Sur l’indemnité d’occupation
L’appelante ne conteste pas occuper l’immeuble, sis [Adresse 1] à [Localité 2], depuis le décès de sa mère, voire y demeurer dès 2010 avec l’accord de leurs parents, selon elle.
Si elle invoque le fait que Mme [U] [O] disposait également des clefs et pouvait donc s’y rendre, il ressort seulement des propres conclusions de l’appelante qu’elle aurait remis un jeu de clefs à sa soeur au décès de leur père 'afin qu’elle puisse rendre visite à la mère le matin, la concluante travaillant le matin'.
Mme [U] [O] conteste avoir été destinataire des clefs lui permettant l’accès à l’immeuble dont il apparaît, en revanche explicitement, des courriers entre l’appelante et sa mère que cette dernière souhaitait le vendre après son entrée en maison de retraite confirmant la position affirmée des deux parents avant leur décès.
Les relations établies entre Mme [A] [O] et sa soeur mais également auparavant entre elles et ses parents dès 2016 (courrier de M. [P] [O] en date du 5 août 2017 à Mme [C]) démontrent de la part de l’appelante un volonté de demeurer dans cet immeuble et atteste enfin d’une attitude d’opposition interdisant une quelconque occupation partagée avec sa soeur après le décès de leur mère.
Mme [A] [O] est par conséquent redevable d’une indemnité d’occupation que le premier juge a justement fixée sans que l’appelante, une nouvelle fois, ne produise à hauteur d’appel les moyens de la contester dans son montant.
Sur les rapports et dettes de l’indivision successorale
L’appelante sollicite de la cour qu’il lui soit 'donné acte de ce qu’elle justifiera devant le notaire liquidateur de sa qualité de créancière de l’indivision successorale notamment au titre de l’entretien de l’immeuble indivis et ce, en application de l’article 864 du code civil et qu’il appartiendra à l’intimée de justifier devant le notaire liquidateur de tous les relevés bancaires depuis 2019 et procurations des comptes bancaires de Mme [L] [O], sous réserve de la sanction de recel successoral de l’article 778 du même code'.
Il appartiendra sur ce point au notaire chargé de la succession d’établir les comptes de la succession dont seules les contestations sont suceptibles d’être tranchées par la juridiction compétente conformément à l’article 1373 du code de procédure civile qui dispose :
' En cas de désaccord des copartageants sur le projet d’état liquidatif dressé par le notaire, ce dernier transmet au juge commis un procès-verbal reprenant les dires respectifs des parties ainsi que le projet d’état liquidatif.

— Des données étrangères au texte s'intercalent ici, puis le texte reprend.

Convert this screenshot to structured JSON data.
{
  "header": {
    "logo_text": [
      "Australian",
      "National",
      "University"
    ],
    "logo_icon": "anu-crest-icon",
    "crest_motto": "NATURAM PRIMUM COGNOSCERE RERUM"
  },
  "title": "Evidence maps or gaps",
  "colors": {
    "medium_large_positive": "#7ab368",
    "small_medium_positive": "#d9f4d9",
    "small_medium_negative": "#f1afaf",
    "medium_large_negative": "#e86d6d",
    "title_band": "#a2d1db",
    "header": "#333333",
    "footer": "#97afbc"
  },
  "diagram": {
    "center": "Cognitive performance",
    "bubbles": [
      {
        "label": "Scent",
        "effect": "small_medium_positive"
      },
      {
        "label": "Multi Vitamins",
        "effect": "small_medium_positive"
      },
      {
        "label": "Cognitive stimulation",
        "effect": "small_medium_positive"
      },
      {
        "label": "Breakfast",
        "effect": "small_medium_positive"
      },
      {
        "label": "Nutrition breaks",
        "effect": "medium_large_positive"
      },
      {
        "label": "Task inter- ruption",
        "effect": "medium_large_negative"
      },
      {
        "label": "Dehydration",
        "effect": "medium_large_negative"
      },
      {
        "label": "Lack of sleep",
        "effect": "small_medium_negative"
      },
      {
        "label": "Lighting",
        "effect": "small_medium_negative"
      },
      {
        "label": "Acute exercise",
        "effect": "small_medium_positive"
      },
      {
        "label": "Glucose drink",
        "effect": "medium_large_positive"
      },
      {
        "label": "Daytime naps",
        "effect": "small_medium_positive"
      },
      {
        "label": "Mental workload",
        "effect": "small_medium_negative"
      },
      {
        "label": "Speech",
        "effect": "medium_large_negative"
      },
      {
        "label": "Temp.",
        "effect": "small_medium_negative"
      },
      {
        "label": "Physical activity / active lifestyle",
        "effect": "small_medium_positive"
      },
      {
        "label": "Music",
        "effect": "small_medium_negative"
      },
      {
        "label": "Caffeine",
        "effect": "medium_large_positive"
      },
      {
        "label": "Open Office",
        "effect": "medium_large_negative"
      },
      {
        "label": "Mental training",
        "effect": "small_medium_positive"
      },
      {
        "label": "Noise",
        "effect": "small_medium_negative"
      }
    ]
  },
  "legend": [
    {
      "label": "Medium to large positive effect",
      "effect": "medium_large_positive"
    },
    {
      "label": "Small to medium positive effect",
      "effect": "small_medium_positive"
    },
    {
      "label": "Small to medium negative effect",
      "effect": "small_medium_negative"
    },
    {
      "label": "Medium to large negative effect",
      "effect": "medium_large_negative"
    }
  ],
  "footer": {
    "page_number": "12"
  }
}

Le greffe invite les parties non représentées à constituer avocat.
Le juge commis peut entendre les parties ou leurs représentants et le notaire et tenter une conciliation.
Il fait rapport au tribunal des points de désaccord subsistants.'
Suivant l’article 1373 :
'Le tribunal statue sur les points de désaccord.
Il homologue l’état liquidatif ou renvoie les parties devant le notaire pour établir l’acte constatant le partage.
En cas d’homologation, il ordonne s’il y a lieu le tirage au sort des lots par la même décision, soit devant le juge commis, soit devant le notaire commis.'
Les demandes de donner acte ou de condamnation à justifier devant le notaire de relevés bancaires depuis 2019 et procurations des comptes formées par l’appelante seront par conséquent déclarées irrecevables devant la cour.
Sur les frais et dépens
Mme [A] [O] succombant en appel sera condamnée aux dépens de la présente instance ainsi qu’au paiement de la somme de 4.000 euros à Mme [U] [O] en application de l’article 700 du code de procédure civile.
PAR CES MOTIFS
LA COUR
Au fond,
Statuant dans les limites de l’appel,
confirme la décision déférée,
Y ajoutant,
déboute Mme [A] [O] de sa demande d’annulation du testament établi par Mme [L] [F] veuve [O] en date du 3 novembre 2020,
déclare irrecevable ses demandes de donner acte ou de condamnation à justifier devant le notaire de relevés bancaires depuis 2019 et procurations des comptes de Mme [L] [F] veuve [O],
condamne Mme [A] [O] aux dépens de la présente instance ainsi qu’au paiement de la somme de 4.000 euros à Mme [U] [O] en application de l’article 700 du code de procédure civile.
Le présent arrêt a été signé par Denys BAILLARD, Président et par Inès BELLIN, Greffier auquel la minute de la décision a été remise par le magistrat signataire.